# Combinatorial proof for $\sum_{i=k}^n (2i-k) \binom{i-1}{k-1}^2 = k \binom{n}{k}^2$

Give combinatorial proof for:

$$\sum_{i=k}^n (2i-k) \binom{i-1}{k-1}^2 = k \binom{n}{k}^2$$

RHS: We want to make sequence A and B with their element only 0 and 1, and the number of element 1 is k in A and B. From sequence A, pick one element 1, and that number colored by red.

LHS: Try to counting that sequence A and B with another way. I'm trying to consider element 1 k-th position.

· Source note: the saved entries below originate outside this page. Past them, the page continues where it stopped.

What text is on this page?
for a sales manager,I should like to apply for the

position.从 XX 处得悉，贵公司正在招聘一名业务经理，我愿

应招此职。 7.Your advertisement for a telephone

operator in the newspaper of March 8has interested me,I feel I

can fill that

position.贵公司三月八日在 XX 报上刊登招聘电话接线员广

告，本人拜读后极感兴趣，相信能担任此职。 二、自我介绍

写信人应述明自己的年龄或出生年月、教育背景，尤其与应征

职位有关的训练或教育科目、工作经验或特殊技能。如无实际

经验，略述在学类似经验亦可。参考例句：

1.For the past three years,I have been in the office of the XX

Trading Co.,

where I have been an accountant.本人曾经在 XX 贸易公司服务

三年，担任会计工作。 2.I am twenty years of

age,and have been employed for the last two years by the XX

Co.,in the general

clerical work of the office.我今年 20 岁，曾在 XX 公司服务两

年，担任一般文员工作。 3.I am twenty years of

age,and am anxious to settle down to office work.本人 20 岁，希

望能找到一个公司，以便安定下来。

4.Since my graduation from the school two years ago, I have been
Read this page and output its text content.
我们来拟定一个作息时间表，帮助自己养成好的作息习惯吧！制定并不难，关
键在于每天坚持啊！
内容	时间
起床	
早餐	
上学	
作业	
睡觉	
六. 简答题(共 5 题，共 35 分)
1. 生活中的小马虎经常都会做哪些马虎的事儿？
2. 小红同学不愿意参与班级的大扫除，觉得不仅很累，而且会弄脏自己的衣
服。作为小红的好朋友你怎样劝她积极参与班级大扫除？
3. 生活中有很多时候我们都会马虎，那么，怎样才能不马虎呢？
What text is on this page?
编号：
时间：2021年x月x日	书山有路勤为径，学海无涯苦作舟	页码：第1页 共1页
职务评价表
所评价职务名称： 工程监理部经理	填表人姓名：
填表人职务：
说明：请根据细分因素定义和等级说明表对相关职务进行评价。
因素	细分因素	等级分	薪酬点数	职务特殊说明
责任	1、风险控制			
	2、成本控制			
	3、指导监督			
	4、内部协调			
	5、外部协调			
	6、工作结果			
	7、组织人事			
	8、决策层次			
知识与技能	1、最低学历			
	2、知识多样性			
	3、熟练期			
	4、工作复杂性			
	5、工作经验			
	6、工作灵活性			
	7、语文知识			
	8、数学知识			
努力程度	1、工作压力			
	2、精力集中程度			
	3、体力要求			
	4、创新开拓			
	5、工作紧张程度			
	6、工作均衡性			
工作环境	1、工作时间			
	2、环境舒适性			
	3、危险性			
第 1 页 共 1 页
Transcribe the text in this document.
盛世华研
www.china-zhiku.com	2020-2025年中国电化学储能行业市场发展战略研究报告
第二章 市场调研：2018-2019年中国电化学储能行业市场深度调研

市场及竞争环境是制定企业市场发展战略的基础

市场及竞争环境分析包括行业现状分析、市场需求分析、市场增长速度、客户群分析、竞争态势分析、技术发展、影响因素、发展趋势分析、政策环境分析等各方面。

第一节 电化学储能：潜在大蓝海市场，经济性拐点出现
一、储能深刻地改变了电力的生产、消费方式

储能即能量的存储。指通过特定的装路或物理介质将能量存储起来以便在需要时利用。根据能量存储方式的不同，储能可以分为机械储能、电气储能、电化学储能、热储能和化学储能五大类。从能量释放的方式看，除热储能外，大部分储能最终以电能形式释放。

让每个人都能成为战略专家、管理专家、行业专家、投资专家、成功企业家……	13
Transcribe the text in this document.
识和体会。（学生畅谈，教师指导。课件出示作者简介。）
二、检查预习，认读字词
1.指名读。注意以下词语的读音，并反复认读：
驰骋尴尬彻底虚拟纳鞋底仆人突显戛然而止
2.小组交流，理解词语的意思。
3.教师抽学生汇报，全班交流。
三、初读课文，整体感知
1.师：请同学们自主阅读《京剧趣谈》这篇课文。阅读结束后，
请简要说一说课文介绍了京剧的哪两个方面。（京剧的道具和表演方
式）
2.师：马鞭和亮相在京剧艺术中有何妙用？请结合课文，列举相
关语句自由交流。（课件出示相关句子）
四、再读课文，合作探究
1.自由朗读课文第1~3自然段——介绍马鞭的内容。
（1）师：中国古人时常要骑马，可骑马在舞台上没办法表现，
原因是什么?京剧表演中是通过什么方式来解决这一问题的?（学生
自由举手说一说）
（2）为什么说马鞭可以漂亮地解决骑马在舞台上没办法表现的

So this element can be in k,k+1,...,n-1,n in sequence

$$k\binom{n}k^2$$ counts the number of ways to select two subsets $$A$$ and $$B$$ of $$\{1,2,\dots,n\}$$, and then select a special element of $$A$$.

How many ways are there to do this so the maximum element of $$A\cup B$$ is $$i$$? There are three cases:

• If $$\max A=\max B$$, then the remaining $$k-1$$ elements of $$A$$ and $$B$$ can be freely chosen in $$\binom{i-1}{k-1}^2$$ ways.

• If $$\max A>\max B$$, then $$A$$'s other elements can be chosen in $$\binom{i-1}{k-1}$$ ways, and all of $$B$$'s elements can be chosen in $$\binom{i-1}k$$ ways, for a total of $$\binom{i-1}{k-1}\binom{i-1}k$$.

• If $$\max A<\max B$$, the number of ways to choose $$A$$ and $$B$$ is still $$\binom{i-1}{k-1}\binom{i-1}k$$.

Finally, we must multiply by $$k$$ to account for choosing the special element of $$A$$. The result is

$$k\left(\binom{i-1}{k-1}^2+2\binom{i-1}{k-1}\binom{i-1}k\right)$$ This simplifies to $$(2i-k)\binom{i-1}{k-1}^2$$.

• Nice answer (+1). – Markus Scheuer Mar 26 at 20:04